Di balik persoalan mencegah serangan, mengobati luka yang ditimbulkan, maupun apa penyebab munculnya serangga ini, ada hal lain yang cukup menarik, yakni soal nama. Mengapa diberi nama tomcat?

Guru Besar Ilmu Serangga dari Institut Pertanian Bogor (IPB), Aunu Rauf, mengungkapkan bahwa serangga tomcat adalah serangga yang tak asing bagi masyarakat Indonesia.

Di beberapa wilayah Indonesia, serangga tomcat seringkali disebut semut kanai atau semut kayap.

Nama Tomcat sendiri sebenarnya di luar negeri merupakan merek produk pengontrol populasi hewan pengerat dan produk lem semut. Tomcat juga merupakan produk pestisida.

Kumbang Tomcat dalam bahasa Inggris juga sering disebut rove beetle. Jenis kumbang ini mencakup famili Staphylinidae, terdiri dari ribuan genus dan kurang lebih 46.000 spesies.

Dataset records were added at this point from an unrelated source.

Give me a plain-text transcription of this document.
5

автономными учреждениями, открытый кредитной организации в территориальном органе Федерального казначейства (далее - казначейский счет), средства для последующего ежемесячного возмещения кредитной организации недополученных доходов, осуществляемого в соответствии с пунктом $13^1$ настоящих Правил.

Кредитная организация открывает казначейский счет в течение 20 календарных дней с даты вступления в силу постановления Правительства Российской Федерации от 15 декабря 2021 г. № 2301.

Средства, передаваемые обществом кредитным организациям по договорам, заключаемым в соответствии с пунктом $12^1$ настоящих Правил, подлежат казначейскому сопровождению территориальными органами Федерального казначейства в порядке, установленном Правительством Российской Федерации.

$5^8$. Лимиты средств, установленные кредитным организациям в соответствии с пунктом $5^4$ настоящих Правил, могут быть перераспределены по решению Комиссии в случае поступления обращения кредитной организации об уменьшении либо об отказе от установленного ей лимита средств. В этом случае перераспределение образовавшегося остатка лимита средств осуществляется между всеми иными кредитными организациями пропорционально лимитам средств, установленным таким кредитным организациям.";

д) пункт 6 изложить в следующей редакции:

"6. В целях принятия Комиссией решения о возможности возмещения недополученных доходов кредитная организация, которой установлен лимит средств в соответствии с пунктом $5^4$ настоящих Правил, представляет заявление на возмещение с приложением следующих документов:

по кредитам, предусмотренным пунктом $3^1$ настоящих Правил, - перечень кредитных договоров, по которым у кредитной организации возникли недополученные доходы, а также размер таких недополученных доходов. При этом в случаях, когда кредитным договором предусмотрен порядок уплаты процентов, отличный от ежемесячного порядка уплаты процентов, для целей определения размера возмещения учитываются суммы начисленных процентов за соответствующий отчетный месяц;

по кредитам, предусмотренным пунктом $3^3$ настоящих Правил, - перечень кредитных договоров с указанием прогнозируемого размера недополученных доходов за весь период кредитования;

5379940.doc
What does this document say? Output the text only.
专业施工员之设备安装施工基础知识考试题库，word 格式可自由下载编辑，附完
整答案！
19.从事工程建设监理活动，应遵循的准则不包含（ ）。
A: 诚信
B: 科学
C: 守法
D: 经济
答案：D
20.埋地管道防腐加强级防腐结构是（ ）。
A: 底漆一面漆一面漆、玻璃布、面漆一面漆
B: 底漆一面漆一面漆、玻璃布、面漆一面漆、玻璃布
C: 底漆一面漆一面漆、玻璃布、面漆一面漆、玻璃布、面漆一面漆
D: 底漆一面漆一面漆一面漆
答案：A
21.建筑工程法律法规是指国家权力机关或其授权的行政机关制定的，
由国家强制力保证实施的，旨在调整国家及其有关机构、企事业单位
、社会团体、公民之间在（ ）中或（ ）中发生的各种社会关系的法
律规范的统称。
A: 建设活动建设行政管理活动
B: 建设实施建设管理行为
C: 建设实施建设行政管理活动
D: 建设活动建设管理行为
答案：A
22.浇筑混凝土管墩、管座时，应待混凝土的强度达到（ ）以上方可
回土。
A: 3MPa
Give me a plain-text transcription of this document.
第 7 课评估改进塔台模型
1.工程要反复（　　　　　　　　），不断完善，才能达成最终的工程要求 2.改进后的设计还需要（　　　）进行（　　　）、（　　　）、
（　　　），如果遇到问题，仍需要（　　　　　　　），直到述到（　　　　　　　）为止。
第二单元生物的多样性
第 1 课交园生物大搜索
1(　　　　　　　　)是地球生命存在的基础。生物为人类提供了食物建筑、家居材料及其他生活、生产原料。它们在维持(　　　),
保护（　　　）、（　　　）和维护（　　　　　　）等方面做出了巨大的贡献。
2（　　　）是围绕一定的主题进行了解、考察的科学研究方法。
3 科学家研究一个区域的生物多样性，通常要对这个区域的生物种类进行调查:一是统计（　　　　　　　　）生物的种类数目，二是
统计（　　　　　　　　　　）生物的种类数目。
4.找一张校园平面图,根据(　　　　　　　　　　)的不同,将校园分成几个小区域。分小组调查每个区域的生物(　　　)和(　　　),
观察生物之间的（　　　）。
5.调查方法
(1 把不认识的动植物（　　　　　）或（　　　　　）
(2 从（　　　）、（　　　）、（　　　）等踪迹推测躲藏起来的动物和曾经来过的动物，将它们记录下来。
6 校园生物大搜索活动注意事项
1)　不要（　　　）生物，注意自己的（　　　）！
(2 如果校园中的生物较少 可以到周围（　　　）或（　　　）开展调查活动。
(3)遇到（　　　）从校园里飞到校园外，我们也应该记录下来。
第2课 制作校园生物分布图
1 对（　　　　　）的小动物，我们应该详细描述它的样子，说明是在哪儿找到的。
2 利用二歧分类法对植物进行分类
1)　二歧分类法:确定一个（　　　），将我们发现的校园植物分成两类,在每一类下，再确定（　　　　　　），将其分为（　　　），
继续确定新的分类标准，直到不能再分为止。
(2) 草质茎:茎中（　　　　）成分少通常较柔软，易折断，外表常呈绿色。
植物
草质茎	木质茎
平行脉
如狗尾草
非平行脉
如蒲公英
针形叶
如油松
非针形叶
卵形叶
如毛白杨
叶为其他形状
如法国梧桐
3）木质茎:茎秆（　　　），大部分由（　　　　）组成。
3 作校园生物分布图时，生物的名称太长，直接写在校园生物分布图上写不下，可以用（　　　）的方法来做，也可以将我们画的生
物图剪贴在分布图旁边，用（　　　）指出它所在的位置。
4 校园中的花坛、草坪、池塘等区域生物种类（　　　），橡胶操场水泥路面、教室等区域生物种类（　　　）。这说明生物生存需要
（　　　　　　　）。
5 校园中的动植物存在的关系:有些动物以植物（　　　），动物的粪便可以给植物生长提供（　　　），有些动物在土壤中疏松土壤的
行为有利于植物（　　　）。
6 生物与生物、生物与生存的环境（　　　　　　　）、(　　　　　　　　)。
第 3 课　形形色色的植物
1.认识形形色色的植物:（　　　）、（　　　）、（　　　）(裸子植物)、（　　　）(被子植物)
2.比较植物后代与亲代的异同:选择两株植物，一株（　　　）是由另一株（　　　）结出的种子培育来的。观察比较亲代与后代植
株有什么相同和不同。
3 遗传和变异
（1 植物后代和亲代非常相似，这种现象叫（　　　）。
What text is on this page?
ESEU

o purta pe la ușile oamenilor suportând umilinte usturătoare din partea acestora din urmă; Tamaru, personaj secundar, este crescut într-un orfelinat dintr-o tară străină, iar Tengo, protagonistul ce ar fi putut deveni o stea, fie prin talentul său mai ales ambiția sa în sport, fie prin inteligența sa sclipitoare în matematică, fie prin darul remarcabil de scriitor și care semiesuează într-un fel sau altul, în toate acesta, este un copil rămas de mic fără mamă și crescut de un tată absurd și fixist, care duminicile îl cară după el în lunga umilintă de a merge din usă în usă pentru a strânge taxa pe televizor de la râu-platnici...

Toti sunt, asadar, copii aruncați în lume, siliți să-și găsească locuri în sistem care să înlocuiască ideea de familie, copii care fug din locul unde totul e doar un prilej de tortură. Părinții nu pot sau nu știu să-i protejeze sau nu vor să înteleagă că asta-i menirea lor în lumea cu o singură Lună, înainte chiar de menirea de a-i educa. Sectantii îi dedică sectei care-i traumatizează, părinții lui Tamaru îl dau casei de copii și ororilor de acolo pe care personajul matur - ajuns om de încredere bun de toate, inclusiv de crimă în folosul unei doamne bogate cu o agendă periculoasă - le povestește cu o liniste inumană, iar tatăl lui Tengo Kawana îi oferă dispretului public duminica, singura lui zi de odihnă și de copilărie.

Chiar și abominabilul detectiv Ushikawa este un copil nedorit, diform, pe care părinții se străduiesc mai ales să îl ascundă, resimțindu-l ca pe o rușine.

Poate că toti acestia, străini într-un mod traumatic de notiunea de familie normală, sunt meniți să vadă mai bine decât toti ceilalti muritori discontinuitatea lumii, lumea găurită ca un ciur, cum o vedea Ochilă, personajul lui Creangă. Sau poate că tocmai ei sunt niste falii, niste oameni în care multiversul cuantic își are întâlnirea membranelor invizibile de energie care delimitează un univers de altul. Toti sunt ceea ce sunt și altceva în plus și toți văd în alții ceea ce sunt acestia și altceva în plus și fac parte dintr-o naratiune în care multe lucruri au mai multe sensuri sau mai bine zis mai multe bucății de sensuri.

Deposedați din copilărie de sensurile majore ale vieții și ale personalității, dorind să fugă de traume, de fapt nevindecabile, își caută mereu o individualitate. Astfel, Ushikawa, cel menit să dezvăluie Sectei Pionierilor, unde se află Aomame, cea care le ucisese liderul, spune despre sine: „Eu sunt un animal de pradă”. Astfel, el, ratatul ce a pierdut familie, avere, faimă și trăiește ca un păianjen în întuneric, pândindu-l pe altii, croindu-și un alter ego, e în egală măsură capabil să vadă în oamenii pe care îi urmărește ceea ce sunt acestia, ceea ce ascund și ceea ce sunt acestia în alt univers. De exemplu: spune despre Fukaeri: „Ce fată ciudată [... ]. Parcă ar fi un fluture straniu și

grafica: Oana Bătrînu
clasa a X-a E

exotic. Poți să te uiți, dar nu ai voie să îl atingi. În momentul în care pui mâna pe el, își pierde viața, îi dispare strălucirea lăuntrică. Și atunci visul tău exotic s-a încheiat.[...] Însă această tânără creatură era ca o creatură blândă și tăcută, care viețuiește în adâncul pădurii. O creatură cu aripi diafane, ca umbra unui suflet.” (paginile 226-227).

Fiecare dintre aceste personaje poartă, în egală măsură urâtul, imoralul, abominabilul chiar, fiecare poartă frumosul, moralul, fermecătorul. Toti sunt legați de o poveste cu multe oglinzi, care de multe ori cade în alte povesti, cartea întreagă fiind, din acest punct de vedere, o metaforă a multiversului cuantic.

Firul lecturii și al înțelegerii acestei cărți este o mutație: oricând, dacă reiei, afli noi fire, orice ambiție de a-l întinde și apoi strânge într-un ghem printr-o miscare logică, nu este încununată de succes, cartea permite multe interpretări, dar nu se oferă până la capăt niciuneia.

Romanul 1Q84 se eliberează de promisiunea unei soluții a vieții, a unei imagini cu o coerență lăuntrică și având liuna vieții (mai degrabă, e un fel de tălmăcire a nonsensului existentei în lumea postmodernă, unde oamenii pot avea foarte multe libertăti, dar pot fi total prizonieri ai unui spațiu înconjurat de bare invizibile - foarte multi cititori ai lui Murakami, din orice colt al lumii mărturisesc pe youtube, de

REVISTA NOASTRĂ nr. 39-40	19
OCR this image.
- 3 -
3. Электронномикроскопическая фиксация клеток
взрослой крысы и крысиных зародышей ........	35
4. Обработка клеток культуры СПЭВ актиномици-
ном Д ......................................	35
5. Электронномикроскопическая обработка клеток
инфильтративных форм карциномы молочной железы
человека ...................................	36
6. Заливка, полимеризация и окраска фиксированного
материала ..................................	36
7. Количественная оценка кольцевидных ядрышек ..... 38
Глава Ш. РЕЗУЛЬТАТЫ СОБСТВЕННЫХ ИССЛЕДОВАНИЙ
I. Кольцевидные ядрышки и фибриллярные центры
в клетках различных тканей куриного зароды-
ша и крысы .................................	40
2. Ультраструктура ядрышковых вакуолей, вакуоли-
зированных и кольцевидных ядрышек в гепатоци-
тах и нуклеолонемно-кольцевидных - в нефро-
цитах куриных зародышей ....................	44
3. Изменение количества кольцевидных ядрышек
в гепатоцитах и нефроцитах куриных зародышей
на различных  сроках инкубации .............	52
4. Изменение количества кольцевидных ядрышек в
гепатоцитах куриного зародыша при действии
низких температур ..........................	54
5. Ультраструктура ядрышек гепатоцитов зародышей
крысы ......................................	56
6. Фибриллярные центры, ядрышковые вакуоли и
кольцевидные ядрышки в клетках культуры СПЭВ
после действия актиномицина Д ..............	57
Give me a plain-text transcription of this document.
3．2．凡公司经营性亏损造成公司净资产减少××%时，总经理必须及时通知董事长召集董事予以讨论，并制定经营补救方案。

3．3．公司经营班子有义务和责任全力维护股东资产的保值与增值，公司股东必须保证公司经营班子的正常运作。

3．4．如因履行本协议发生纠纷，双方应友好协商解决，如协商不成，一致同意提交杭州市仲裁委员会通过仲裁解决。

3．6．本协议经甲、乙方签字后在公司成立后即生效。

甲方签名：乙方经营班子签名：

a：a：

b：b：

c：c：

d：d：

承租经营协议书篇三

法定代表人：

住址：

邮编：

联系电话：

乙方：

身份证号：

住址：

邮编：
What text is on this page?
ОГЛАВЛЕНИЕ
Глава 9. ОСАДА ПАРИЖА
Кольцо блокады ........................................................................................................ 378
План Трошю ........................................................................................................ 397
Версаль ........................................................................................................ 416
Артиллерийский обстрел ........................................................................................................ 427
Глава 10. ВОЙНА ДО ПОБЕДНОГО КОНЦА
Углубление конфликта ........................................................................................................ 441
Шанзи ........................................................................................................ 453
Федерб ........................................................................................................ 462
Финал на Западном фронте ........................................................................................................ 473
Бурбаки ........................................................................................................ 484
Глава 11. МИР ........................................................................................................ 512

Spesies Paederus fiscipes adalah salah satu jenis kumbang yang masuk dalam genus Paederus. Totalnya, ada sekitar 12 spesies yang masuk genus tersebut.

Ciri-ciri serangga ini adalah memiliki kepala warna hitam, dada dan perut berwarna orange dan sayap kebiruan. Warna mencolok berfungsi sebagai peringatan bagi predatornya, bahwa serangga ini punya racun. Ukurannya sekitar 7-10 mm.

Tomcat biasa hidup di persawahan. Pada siang hari, serangga ini biasa terbang di tanaman padi untuk mencari mangsa berupa wereng dan hama padi lainnya.

Warga juga dihimbau tidak memencet jika serangga hinggap di bagian tubuh, cukup menghalau dengan kertas atau tiupan. Bila sampai terkena racun, maka langkah pertama adalah membasuh kulit dengan sabun beberapa kali.